Dean though passes on something that I found more than a little irritating,

Some pundits suggest labor's ballot fight could aid Democrats, by energizing their supporters. However, Pat Waak, chairwoman of Colorado's Democratic Party, said she is concerned unions might cut back on donations to candidates because they are devoting so many millions to the ballot fight. "It gets down to how much money they have left," Ms. Waak said.

Mitch Ackerman, president of the service employees union in Colorado, said he hopes the union can continue backing candidates -- so long as those candidates back the union's goals.

Good for Mitch Ackerman. I would have been far less polite to Ms. Waak.

Colorado's labor unions are not an ATM machine for Colorado's Democratic Party, they do not exist to solely provide volunteers for Democratic get out the vote efforts . When the state party backs candidates that actively support labor then they should be able to count on financial and GOTV support from labor. As it stand though today Colorado's Democratic leaders have been, at best, wishy-washy on labor issues.

The WSJ article notes that Denver Mayor John Hickenlooper is already on record as voting "no" on all six of the labor backed ballot measures. Well gee, thanks a lot Hick. Glad to know which way you fall when the slightest bit of pressure is on. They also note the effort that Governor Ritter has devoted to derailing these labor bills. With friends like these, right?

If Colorado's Democratic leaders decide that for political purposes they cannot support labor initiatives fine. They have that right and they should do what they think is best but to then whine that labor may not have the cash to back your candidates is insulting to labor and insulting to the working families of Colorado that you claim to represent.

Colorado's labor unions do not exist to serve the political whims of the state party or any of the state's elected officials. They exist to serve the needs of their members and to advocate for better wages, better benefits and safer work places on their behalf.

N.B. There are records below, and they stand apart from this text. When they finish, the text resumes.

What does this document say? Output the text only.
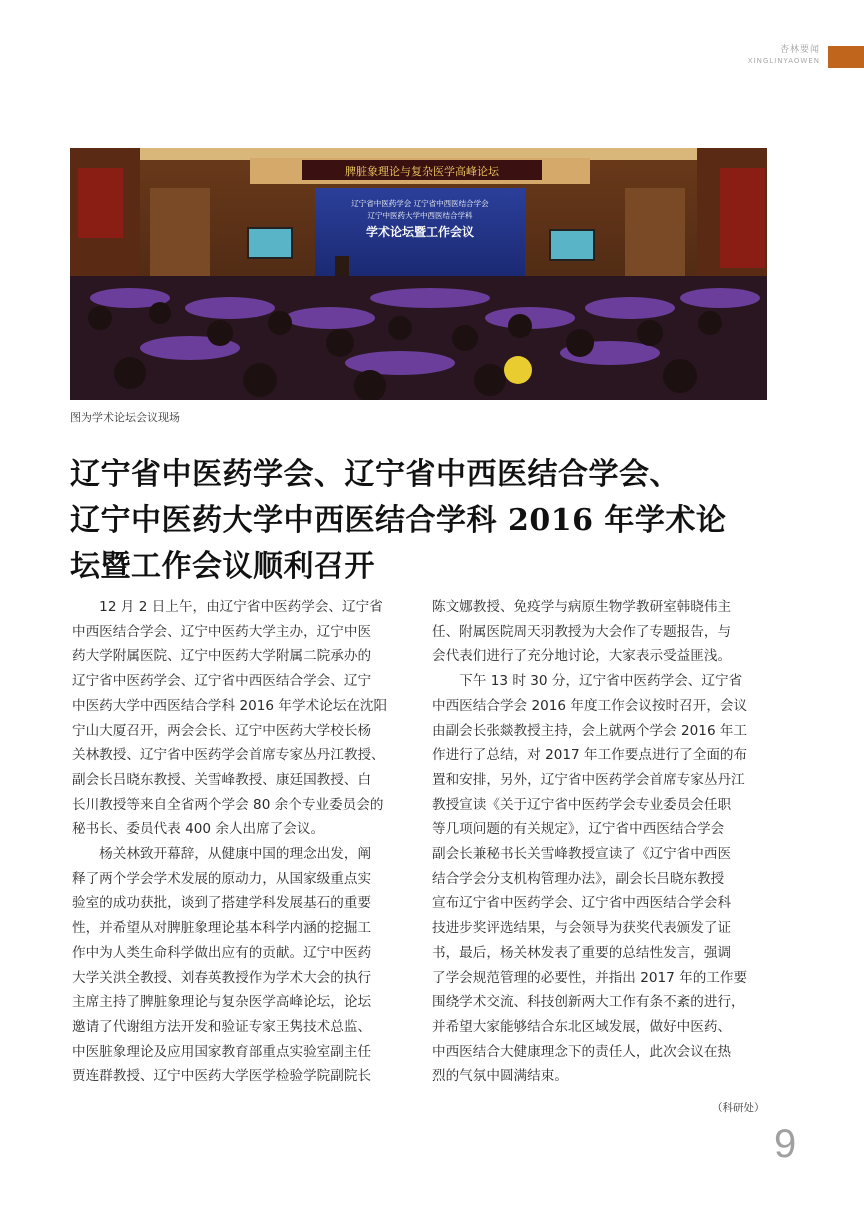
杏林要闻
XINGLINYAOWEN
脾脏象理论与复杂医学高峰论坛
辽宁省中医药学会 辽宁省中西医结合学会
辽宁中医药大学中西医结合学科
学术论坛暨工作会议
图为学术论坛会议现场
辽宁省中医药学会、辽宁省中西医结合学会、
辽宁中医药大学中西医结合学科 2016 年学术论
坛暨工作会议顺利召开

　　12 月 2 日上午，由辽宁省中医药学会、辽宁省
中西医结合学会、辽宁中医药大学主办，辽宁中医
药大学附属医院、辽宁中医药大学附属二院承办的
辽宁省中医药学会、辽宁省中西医结合学会、辽宁
中医药大学中西医结合学科 2016 年学术论坛在沈阳
宁山大厦召开，两会会长、辽宁中医药大学校长杨
关林教授、辽宁省中医药学会首席专家丛丹江教授、
副会长吕晓东教授、关雪峰教授、康廷国教授、白
长川教授等来自全省两个学会 80 余个专业委员会的
秘书长、委员代表 400 余人出席了会议。

　　杨关林致开幕辞，从健康中国的理念出发，阐
释了两个学会学术发展的原动力，从国家级重点实
验室的成功获批，谈到了搭建学科发展基石的重要
性，并希望从对脾脏象理论基本科学内涵的挖掘工
作中为人类生命科学做出应有的贡献。辽宁中医药
大学关洪全教授、刘春英教授作为学术大会的执行
主席主持了脾脏象理论与复杂医学高峰论坛，论坛
邀请了代谢组方法开发和验证专家王隽技术总监、
中医脏象理论及应用国家教育部重点实验室副主任
贾连群教授、辽宁中医药大学医学检验学院副院长

陈文娜教授、免疫学与病原生物学教研室韩晓伟主
任、附属医院周天羽教授为大会作了专题报告，与
会代表们进行了充分地讨论，大家表示受益匪浅。

　　下午 13 时 30 分，辽宁省中医药学会、辽宁省
中西医结合学会 2016 年度工作会议按时召开，会议
由副会长张燚教授主持，会上就两个学会 2016 年工
作进行了总结，对 2017 年工作要点进行了全面的布
置和安排，另外，辽宁省中医药学会首席专家丛丹江
教授宣读《关于辽宁省中医药学会专业委员会任职
等几项问题的有关规定》，辽宁省中西医结合学会
副会长兼秘书长关雪峰教授宣读了《辽宁省中西医
结合学会分支机构管理办法》，副会长吕晓东教授
宣布辽宁省中医药学会、辽宁省中西医结合学会科
技进步奖评选结果，与会领导为获奖代表颁发了证
书，最后，杨关林发表了重要的总结性发言，强调
了学会规范管理的必要性，并指出 2017 年的工作要
围绕学术交流、科技创新两大工作有条不紊的进行，
并希望大家能够结合东北区域发展，做好中医药、
中西医结合大健康理念下的责任人，此次会议在热
烈的气氛中圆满结束。

（科研处）
9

Labor in Colorado worked hard to elect a new Democratic majority to the General Assembly in 2004. They teamed up with business to pass Referendum C in 2005. They were a major force in terms of man-power to elect Bill Ritter Governor in 2006. At what point is it labor's turn to work on behalf of their members Ms. Waak? How much longer should labor wait for local and state leaders to start addressing the concerns of their members?

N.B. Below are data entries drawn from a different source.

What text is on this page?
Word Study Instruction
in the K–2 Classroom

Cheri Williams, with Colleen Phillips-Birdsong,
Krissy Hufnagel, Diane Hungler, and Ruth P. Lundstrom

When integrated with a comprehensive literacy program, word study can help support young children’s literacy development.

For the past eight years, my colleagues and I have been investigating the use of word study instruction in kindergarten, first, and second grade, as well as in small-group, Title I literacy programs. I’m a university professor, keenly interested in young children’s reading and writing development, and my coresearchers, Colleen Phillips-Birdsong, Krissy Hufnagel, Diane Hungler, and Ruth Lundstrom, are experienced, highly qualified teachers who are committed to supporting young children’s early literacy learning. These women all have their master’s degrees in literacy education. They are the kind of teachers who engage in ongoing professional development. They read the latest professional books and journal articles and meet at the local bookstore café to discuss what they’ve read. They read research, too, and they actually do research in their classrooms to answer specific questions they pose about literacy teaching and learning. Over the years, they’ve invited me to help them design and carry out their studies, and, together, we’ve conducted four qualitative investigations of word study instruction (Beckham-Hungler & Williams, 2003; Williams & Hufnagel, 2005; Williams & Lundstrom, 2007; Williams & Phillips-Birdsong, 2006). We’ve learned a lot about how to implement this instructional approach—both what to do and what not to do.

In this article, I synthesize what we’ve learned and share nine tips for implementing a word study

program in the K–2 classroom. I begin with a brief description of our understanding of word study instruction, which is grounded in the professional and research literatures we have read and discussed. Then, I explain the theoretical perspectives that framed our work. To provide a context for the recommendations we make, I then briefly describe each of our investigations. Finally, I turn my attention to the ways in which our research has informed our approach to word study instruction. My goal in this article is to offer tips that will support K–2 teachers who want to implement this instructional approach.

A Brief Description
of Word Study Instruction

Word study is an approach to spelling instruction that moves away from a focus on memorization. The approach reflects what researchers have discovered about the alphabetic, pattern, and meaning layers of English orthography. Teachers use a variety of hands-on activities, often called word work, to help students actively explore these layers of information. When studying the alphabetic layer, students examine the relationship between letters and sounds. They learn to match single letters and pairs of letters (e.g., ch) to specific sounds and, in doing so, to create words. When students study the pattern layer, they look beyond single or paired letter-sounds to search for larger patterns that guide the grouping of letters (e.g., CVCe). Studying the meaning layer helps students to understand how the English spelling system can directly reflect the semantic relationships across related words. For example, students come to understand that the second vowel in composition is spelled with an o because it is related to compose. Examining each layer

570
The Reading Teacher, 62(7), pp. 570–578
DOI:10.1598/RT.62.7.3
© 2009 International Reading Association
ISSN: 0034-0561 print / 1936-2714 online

Labor does not exist merely to serve the electoral needs of the state party Ms. Waak. It's time that our local and state leaders stop taking the efforts of labor for granted and start delivering for Colorado's working families or, in the very least, stop publicly undermining them. I'm sorry if that is going to be a hard lesson for some but it's a lesson that must be learned. If you work for labor then labor will work for you. Until that time don't whine and cry to Rupert Murdoch's Wall Street Journal when labor takes matters into their own hands and works on behalf of their dues paying members first.